Uma família muito moderna: Do preconceito ao casamento
Quando o casal se conheceu no Instituto Politécnico de Leiria, Daniela nunca tinha assumido uma relação homossexual perante a família. Apesar de alguns amigos mais próximos terem conhecimento da sua orientação sexual, os pais de Daniela não faziam ideia que a filha tinha encontrado a companheira com quem, mais tarde, iria casar e possivelmente ter filhos.
«A minha família não sabia, ao contrário da família da Isabel. Para ela tudo era mais fácil. Eu ainda estava a assimilar ter uma relação mais descontraída. Tinha medo de ser discriminada e alvo de preconceitos.»
Tendo sempre namorado «às escondidas», Daniela confessou que afastou a ideia de se casar e ter filhos, pois não via como poderia ser feliz dentro dessas aspirações. «A minha família é muito reservada, não gosta de dar nas vistas, não gosta de aparecer e tem tendência para colocar rótulos. Eu era sempre pressionada quando comparada ao meu irmão, porque nunca me tinham conhecido um namorado. Eles faziam comentários [sobre a homossexualidade] que eu só pensava: ‘Se eles soubessem’. Acho que isso influenciou o que é que eu achava que me fazia feliz. Mas quando conheci a Isabel era tudo tão natural que ela fez-me ver que não havia problema nenhum. E isso fez-me olhar para o casamento de forma diferente: como algo que eu queria.», recorda Daniela.
«Senti-me livre»
Daniela acredita que, ao esconder a sua orientação sexual, estava a proteger-se e à família. Contudo, quando foi viver sozinha com Isabel , reconsiderou. Com Isabel a seu lado, acabou por revelar aos pais que era homossexual e que ia casar-se com a companheira. «Senti-me livre.»

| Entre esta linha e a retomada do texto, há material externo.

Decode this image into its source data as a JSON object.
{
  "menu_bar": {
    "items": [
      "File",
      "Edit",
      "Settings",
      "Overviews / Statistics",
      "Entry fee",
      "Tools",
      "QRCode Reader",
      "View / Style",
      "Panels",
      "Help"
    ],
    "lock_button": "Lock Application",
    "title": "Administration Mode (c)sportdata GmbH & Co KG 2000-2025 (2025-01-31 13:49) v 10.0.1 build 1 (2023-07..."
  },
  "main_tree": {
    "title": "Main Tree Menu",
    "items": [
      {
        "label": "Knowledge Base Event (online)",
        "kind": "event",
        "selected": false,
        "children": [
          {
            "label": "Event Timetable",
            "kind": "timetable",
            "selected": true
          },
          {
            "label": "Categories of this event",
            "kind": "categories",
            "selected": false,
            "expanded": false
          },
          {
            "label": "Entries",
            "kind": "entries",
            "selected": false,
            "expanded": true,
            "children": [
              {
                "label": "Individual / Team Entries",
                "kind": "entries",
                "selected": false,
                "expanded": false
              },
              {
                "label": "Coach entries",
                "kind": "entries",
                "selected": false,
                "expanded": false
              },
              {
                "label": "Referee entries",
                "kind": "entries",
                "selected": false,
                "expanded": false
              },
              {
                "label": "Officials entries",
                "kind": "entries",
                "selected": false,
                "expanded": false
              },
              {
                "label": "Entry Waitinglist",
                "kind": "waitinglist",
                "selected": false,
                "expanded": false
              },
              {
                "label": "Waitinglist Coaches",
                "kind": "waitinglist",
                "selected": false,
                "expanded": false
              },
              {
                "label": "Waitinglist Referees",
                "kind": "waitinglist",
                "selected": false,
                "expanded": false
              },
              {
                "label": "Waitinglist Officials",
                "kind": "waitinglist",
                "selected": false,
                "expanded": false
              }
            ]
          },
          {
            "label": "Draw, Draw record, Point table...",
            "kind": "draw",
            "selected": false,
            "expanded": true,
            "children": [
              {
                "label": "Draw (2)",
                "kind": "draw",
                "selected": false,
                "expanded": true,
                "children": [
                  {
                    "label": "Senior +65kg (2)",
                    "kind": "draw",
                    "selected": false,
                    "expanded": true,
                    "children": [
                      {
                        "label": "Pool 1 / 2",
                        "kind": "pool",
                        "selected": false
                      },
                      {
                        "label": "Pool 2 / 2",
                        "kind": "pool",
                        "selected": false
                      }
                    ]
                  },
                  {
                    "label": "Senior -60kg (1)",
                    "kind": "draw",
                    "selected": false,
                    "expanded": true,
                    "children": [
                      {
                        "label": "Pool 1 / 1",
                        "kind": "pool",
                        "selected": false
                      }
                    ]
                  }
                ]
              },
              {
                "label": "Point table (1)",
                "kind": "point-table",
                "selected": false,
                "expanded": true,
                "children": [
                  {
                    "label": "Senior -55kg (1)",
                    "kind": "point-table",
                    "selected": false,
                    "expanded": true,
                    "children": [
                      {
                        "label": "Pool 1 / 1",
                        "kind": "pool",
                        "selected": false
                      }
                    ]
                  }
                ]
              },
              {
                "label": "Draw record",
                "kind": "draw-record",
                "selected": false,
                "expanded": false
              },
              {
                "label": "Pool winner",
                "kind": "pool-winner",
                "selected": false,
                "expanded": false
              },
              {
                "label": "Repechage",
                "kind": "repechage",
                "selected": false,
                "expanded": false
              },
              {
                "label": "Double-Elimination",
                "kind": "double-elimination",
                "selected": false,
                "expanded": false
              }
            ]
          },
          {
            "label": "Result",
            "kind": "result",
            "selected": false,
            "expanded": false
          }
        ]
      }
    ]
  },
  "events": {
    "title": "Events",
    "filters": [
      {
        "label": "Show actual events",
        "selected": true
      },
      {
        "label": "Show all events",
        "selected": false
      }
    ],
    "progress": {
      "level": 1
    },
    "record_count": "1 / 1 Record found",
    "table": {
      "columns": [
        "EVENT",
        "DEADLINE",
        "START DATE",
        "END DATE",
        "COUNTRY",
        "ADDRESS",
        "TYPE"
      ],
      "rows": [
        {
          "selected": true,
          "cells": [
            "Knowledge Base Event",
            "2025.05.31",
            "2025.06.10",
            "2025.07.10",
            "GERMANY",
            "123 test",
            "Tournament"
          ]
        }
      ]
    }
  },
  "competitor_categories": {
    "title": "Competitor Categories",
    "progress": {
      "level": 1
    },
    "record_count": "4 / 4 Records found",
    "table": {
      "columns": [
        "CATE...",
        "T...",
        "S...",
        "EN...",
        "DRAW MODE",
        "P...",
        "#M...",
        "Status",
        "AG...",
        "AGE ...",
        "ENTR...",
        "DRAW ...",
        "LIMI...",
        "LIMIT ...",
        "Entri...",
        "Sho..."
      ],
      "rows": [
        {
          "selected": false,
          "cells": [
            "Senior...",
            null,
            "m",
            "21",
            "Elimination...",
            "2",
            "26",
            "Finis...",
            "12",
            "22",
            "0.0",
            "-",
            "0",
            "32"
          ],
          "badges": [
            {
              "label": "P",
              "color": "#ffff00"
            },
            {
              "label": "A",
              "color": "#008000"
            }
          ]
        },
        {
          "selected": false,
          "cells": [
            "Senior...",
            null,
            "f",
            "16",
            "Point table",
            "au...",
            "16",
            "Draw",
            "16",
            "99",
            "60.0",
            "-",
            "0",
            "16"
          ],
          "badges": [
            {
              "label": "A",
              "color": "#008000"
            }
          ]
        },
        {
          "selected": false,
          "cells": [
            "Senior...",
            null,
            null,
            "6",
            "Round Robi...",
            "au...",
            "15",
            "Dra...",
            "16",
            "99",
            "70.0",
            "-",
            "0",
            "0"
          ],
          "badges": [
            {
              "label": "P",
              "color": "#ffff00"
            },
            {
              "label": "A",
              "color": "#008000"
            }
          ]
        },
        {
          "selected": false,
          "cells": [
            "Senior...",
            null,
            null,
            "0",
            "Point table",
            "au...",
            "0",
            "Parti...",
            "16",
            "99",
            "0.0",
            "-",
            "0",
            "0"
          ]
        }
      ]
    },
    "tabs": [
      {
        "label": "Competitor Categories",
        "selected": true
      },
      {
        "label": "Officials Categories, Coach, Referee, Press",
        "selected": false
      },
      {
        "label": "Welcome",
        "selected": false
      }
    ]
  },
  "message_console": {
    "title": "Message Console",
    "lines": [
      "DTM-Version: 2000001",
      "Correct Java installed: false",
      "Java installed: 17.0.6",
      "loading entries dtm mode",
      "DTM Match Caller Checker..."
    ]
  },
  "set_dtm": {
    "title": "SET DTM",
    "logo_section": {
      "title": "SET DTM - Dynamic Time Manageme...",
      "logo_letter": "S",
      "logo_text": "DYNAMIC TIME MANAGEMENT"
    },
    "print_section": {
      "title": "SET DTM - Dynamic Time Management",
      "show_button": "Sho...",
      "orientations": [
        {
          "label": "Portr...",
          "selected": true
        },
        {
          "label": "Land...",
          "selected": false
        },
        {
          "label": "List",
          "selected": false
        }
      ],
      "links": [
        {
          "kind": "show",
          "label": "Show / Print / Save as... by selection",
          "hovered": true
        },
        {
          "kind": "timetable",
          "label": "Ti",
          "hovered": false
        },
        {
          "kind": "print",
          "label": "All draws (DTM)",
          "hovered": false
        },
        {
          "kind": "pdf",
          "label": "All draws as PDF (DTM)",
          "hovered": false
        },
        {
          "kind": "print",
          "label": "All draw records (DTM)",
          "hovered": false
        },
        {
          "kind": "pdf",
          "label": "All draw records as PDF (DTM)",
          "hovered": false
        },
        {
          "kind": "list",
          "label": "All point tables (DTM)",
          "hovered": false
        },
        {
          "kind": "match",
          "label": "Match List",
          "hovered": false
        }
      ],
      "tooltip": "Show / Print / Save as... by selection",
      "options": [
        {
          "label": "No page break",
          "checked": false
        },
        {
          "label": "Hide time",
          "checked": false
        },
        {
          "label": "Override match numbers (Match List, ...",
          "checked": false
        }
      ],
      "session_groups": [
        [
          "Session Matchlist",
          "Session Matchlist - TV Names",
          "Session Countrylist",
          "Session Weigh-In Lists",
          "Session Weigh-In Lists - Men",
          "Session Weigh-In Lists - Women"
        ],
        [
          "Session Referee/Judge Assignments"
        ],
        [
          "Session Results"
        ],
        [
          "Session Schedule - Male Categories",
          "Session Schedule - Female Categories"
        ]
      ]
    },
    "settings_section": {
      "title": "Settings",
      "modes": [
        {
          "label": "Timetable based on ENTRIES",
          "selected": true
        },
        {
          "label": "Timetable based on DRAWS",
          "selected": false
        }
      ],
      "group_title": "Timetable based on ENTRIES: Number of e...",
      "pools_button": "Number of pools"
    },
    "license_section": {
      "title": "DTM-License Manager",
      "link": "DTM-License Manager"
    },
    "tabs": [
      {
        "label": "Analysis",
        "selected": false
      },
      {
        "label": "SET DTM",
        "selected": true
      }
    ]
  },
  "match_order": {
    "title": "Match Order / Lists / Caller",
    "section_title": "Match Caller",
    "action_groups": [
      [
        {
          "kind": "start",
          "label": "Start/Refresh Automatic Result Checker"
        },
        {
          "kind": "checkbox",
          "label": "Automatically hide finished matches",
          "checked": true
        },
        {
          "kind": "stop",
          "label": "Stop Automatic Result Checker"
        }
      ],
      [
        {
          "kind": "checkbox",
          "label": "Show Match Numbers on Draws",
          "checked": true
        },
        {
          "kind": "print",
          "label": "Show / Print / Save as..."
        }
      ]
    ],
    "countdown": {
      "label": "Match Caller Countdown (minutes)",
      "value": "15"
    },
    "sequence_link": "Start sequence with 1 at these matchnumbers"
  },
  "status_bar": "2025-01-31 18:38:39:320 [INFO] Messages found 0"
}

«Foi estranho. O meu pai disse que se nós estávamos felizes ele estava feliz por nós. Mas para a minha mãe foi um choque. Ficou confusa e quando me pediu para fazer o casamento num sítio discreto e não dizer a ninguém magoou-me e estivemos uns tempos sem falar. A nossa relação ainda está um bocado tremida.»
Ultrapassado o choque, a família da Daniela acabou por marcar presença no grande dia do casal.
«Acho que a minha mãe tinha medo do que as outras pessoas iam dizer. Os meus pais sempre se preocuparam com a opinião dos outros. Só quando as pessoas nos começaram a elogiar é que perceberam que não havia nada de mal e a minha mãe ficou mais tranquila. Não digo que a minha mãe aceite, mas agora sei que respeita».
Agora, com a possibilidade de um bebé a caminho, Daniela espera que o nascimento da criança a una aos seus pais e que os ajude a compreender que o que este casal procura é um futuro sério.
«A família da Isabel ficou em pulgas. Já os meus pais, acharam um bocado estranho. Para a minha mãe não faz muito sentido e é estranho pensar que vai ter um neto que não vai nascer de mim».
«O amor vence sempre»
No meio de tantos planos, decisões e revelações, Isabel e Daniela ainda criaram «acidentalmente» um blogue que tem tido especial destaque na comunidade LGBT. O projeto digital nasceu no dia do casamento e inicialmente foi criado para partilhar com os convidados todos os passos do grande dia.
No entanto, quando nas preparações do casamento, depararam-se com falta de soluções no mercado para uma cerimónia homossexual. «Como havia tanta falta de informação, decidimos colocar público. Em menos de 24 horas teve mais de 7 mil visualizações», conta.
Atualmente, o blogue «O Amor Vence Sempre» partilha a história de Daniela e Isabel e a sua aventura para conseguirem ter um filho. São seguidas por milhares de pessoas de todo o mundo e até existem jovens que utilizam a plataforma para revelarem aos pais que são homossexuais.
«A minha filha utilizou o vosso blogue para me contar que era homossexual» e «a minha filha mostrou-me o vídeo do vosso casamento durante o jantar e eu percebi logo que ela me queria dizer alguma coisa.», foram algumas das mensagens que chegaram a Daniela e Isabel.
De acordo com o casal, além de dar ideias a outros casais do mesmo sexo sobre soluções para o casamento, o blogue também ajuda «pessoas a terem coragem para avançar, seja na maternidade seja no casamento».